Lorsque les gens sont allés voter en République dominicaine en juillet, il était clair qu’ils ne participaient pas à une élection normale. Ils se tenaient dans des files d’attente espacées à l’extérieur des bureaux de vote, et quand venait leur tour pour voter, ils portaient des masques et se désinfectaient les mains avant et après. Les fonctionnaires aussi portaient tous des masques et des gants, et les surfaces ainsi que le matériel des bureaux de vote étaient régulièrement nettoyés. En résumé, il était plus difficile de tenir les élections et des précautions particulières devaient être prises à chaque étape - mais les élections ont été possibles et elles ont abouti à une défaite cuisante pour le parti au pouvoir.

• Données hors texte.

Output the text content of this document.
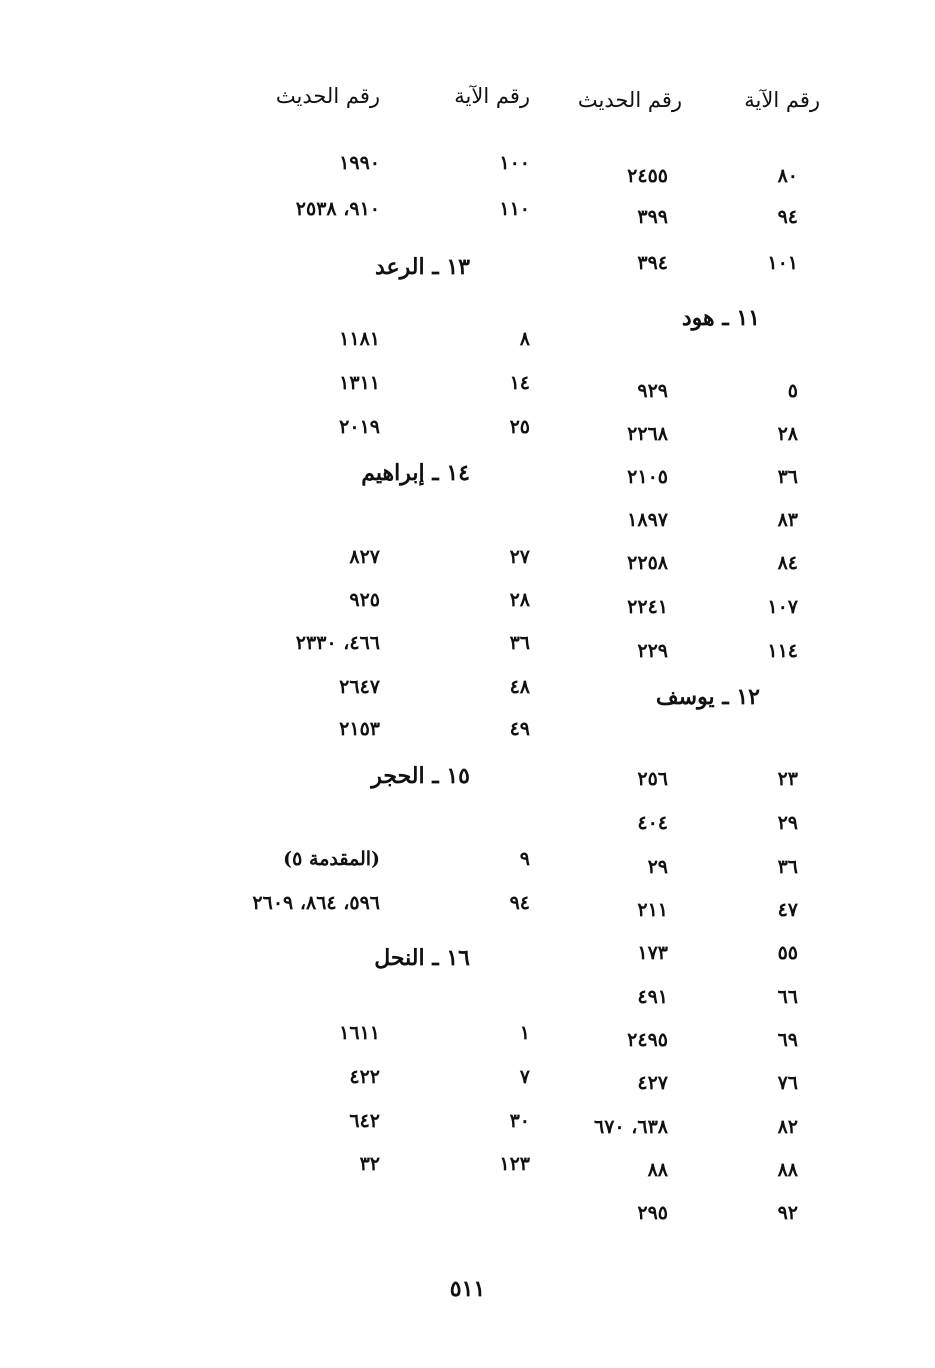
رقم الآية
رقم الحديث
٨٠
٢٤٥٥
٩٤
٣٩٩
١٠١
٣٩٤
١١ ـ هود
٥
٩٢٩
٢٨
٢٢٦٨
٣٦
٢١٠٥
٨٣
١٨٩٧
٨٤
٢٢٥٨
١٠٧
٢٢٤١
١١٤
٢٢٩
١٢ ـ يوسف
٢٣
٢٥٦
٢٩
٤٠٤
٣٦
٢٩
٤٧
٢١١
٥٥
١٧٣
٦٦
٤٩١
٦٩
٢٤٩٥
٧٦
٤٢٧
٨٢
٦٣٨، ٦٧٠
٨٨
٨٨
٩٢
٢٩٥
رقم الآية
رقم الحديث
١٠٠
١٩٩٠
١١٠
٩١٠، ٢٥٣٨
١٣ ـ الرعد
٨
١١٨١
١٤
١٣١١
٢٥
٢٠١٩
١٤ ـ إبراهيم
٢٧
٨٢٧
٢٨
٩٢٥
٣٦
٤٦٦، ٢٣٣٠
٤٨
٢٦٤٧
٤٩
٢١٥٣
١٥ ـ الحجر
٩
(المقدمة ٥)
٩٤
٥٩٦، ٨٦٤، ٢٦٠٩
١٦ ـ النحل
١
١٦١١
٧
٤٢٢
٣٠
٦٤٢
١٢٣
٣٢
٥١١
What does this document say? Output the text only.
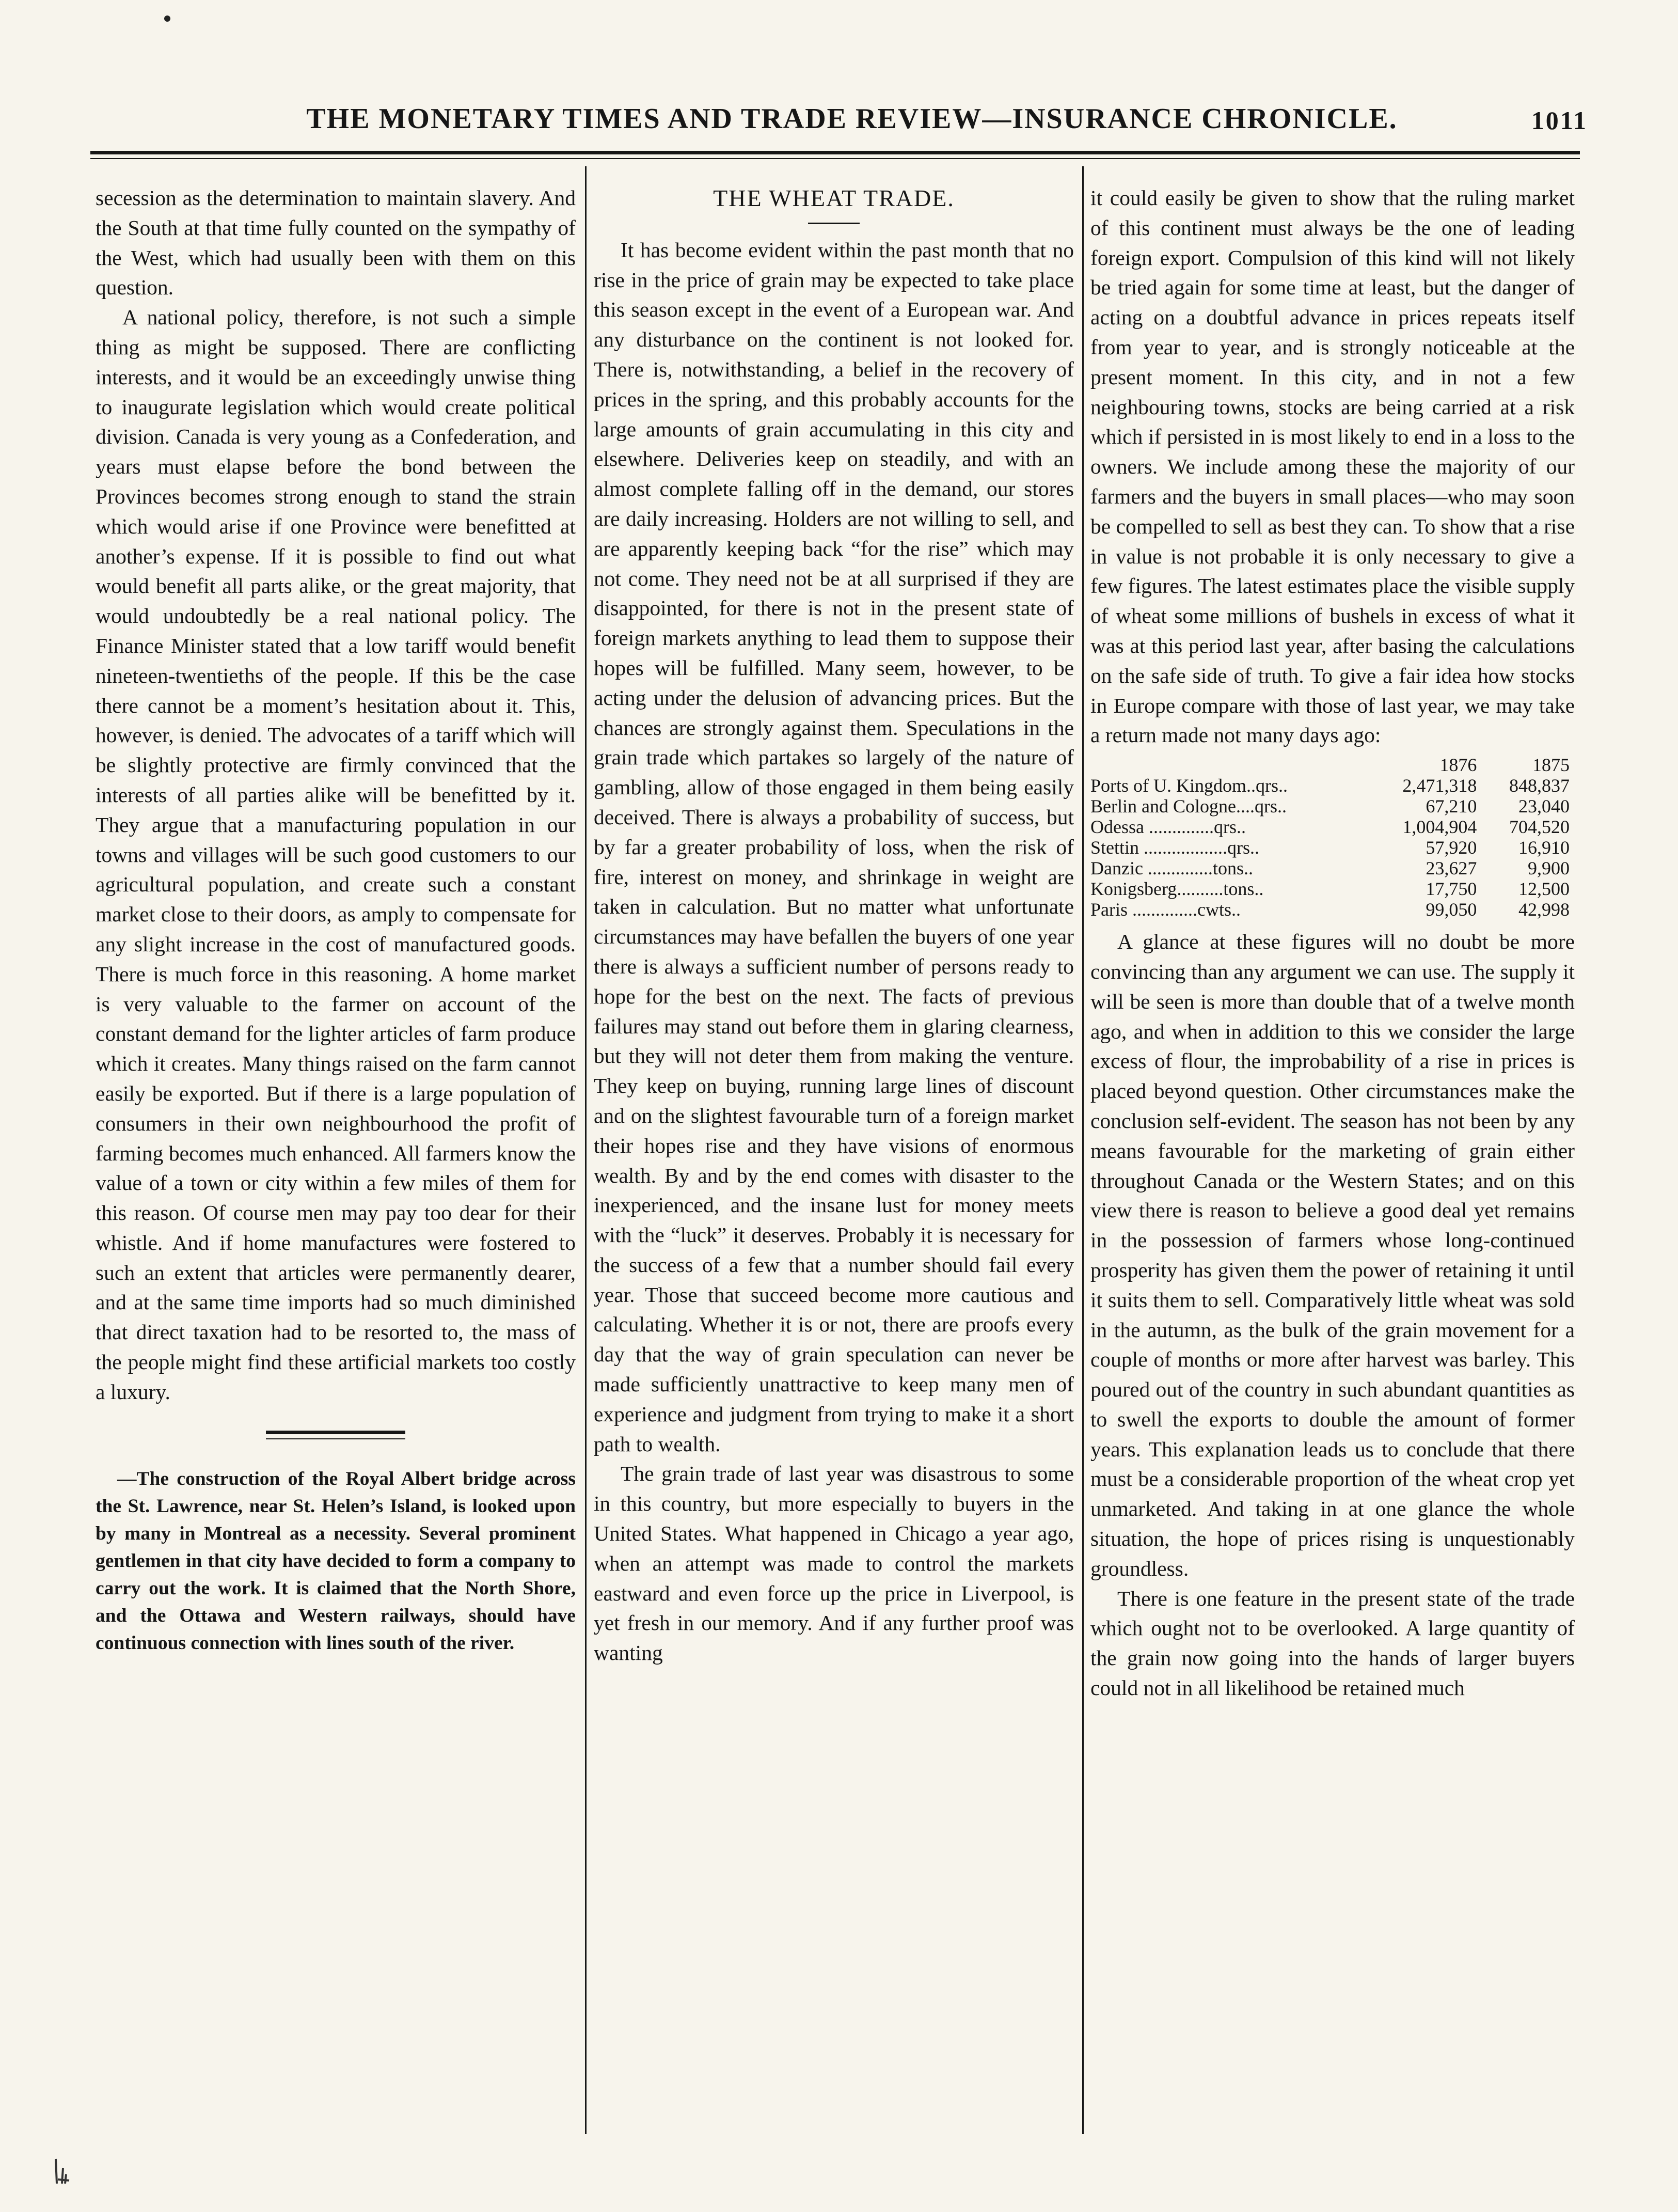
THE MONETARY TIMES AND TRADE REVIEW—INSURANCE CHRONICLE.	1011

secession as the determination to maintain slavery. And the South at that time fully counted on the sympathy of the West, which had usually been with them on this question.

A national policy, therefore, is not such a simple thing as might be supposed. There are conflicting interests, and it would be an exceedingly unwise thing to inaugurate legislation which would create political division. Canada is very young as a Confederation, and years must elapse before the bond between the Provinces becomes strong enough to stand the strain which would arise if one Province were benefitted at another’s expense. If it is possible to find out what would benefit all parts alike, or the great majority, that would undoubtedly be a real national policy. The Finance Minister stated that a low tariff would benefit nineteen-twentieths of the people. If this be the case there cannot be a moment’s hesitation about it. This, however, is denied. The advocates of a tariff which will be slightly protective are firmly convinced that the interests of all parties alike will be benefitted by it. They argue that a manufacturing population in our towns and villages will be such good customers to our agricultural population, and create such a constant market close to their doors, as amply to compensate for any slight increase in the cost of manufactured goods. There is much force in this reasoning. A home market is very valuable to the farmer on account of the constant demand for the lighter articles of farm produce which it creates. Many things raised on the farm cannot easily be exported. But if there is a large population of consumers in their own neighbourhood the profit of farming becomes much enhanced. All farmers know the value of a town or city within a few miles of them for this reason. Of course men may pay too dear for their whistle. And if home manufactures were fostered to such an extent that articles were permanently dearer, and at the same time imports had so much diminished that direct taxation had to be resorted to, the mass of the people might find these artificial markets too costly a luxury.

—The construction of the Royal Albert bridge across the St. Lawrence, near St. Helen’s Island, is looked upon by many in Montreal as a necessity. Several prominent gentlemen in that city have decided to form a company to carry out the work. It is claimed that the North Shore, and the Ottawa and Western railways, should have continuous connection with lines south of the river.

THE WHEAT TRADE.

It has become evident within the past month that no rise in the price of grain may be expected to take place this season except in the event of a European war. And any disturbance on the continent is not looked for. There is, notwithstanding, a belief in the recovery of prices in the spring, and this probably accounts for the large amounts of grain accumulating in this city and elsewhere. Deliveries keep on steadily, and with an almost complete falling off in the demand, our stores are daily increasing. Holders are not willing to sell, and are apparently keeping back “for the rise” which may not come. They need not be at all surprised if they are disappointed, for there is not in the present state of foreign markets anything to lead them to suppose their hopes will be fulfilled. Many seem, however, to be acting under the delusion of advancing prices. But the chances are strongly against them. Speculations in the grain trade which partakes so largely of the nature of gambling, allow of those engaged in them being easily deceived. There is always a probability of success, but by far a greater probability of loss, when the risk of fire, interest on money, and shrinkage in weight are taken in calculation. But no matter what unfortunate circumstances may have befallen the buyers of one year there is always a sufficient number of persons ready to hope for the best on the next. The facts of previous failures may stand out before them in glaring clearness, but they will not deter them from making the venture. They keep on buying, running large lines of discount and on the slightest favourable turn of a foreign market their hopes rise and they have visions of enormous wealth. By and by the end comes with disaster to the inexperienced, and the insane lust for money meets with the “luck” it deserves. Probably it is necessary for the success of a few that a number should fail every year. Those that succeed become more cautious and calculating. Whether it is or not, there are proofs every day that the way of grain speculation can never be made sufficiently unattractive to keep many men of experience and judgment from trying to make it a short path to wealth.

The grain trade of last year was disastrous to some in this country, but more especially to buyers in the United States. What happened in Chicago a year ago, when an attempt was made to control the markets eastward and even force up the price in Liverpool, is yet fresh in our memory. And if any further proof was wanting

it could easily be given to show that the ruling market of this continent must always be the one of leading foreign export. Compulsion of this kind will not likely be tried again for some time at least, but the danger of acting on a doubtful advance in prices repeats itself from year to year, and is strongly noticeable at the present moment. In this city, and in not a few neighbouring towns, stocks are being carried at a risk which if persisted in is most likely to end in a loss to the owners. We include among these the majority of our farmers and the buyers in small places—who may soon be compelled to sell as best they can. To show that a rise in value is not probable it is only necessary to give a few figures. The latest estimates place the visible supply of wheat some millions of bushels in excess of what it was at this period last year, after basing the calculations on the safe side of truth. To give a fair idea how stocks in Europe compare with those of last year, we may take a return made not many days ago:

	1876	1875
Ports of U. Kingdom..qrs..	2,471,318	848,837
Berlin and Cologne....qrs..	67,210	23,040
Odessa ..............qrs..	1,004,904	704,520
Stettin ..................qrs..	57,920	16,910
Danzic ..............tons..	23,627	9,900
Konigsberg..........tons..	17,750	12,500
Paris ..............cwts..	99,050	42,998

A glance at these figures will no doubt be more convincing than any argument we can use. The supply it will be seen is more than double that of a twelve month ago, and when in addition to this we consider the large excess of flour, the improbability of a rise in prices is placed beyond question. Other circumstances make the conclusion self-evident. The season has not been by any means favourable for the marketing of grain either throughout Canada or the Western States; and on this view there is reason to believe a good deal yet remains in the possession of farmers whose long-continued prosperity has given them the power of retaining it until it suits them to sell. Comparatively little wheat was sold in the autumn, as the bulk of the grain movement for a couple of months or more after harvest was barley. This poured out of the country in such abundant quantities as to swell the exports to double the amount of former years. This explanation leads us to conclude that there must be a considerable proportion of the wheat crop yet unmarketed. And taking in at one glance the whole situation, the hope of prices rising is unquestionably groundless.

There is one feature in the present state of the trade which ought not to be overlooked. A large quantity of the grain now going into the hands of larger buyers could not in all likelihood be retained much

Le public a exprimé son désir de changement - ce qui lui aurait été refusé si les élections avaient été reportées.

Un nouveau gouvernement a également résulté de l’élection présidentielle du Malawi, tenue en juin à la suite de l’annulation par le tribunal de l’élection frauduleuse de 2019. La Corée du Sud a été précurseur, organisant la première élection nationale sous la pandémie ; malgré les craintes que les gens restent à la maison, le taux de participation a augmenté et un nombre record de femmes élues a été enregistré.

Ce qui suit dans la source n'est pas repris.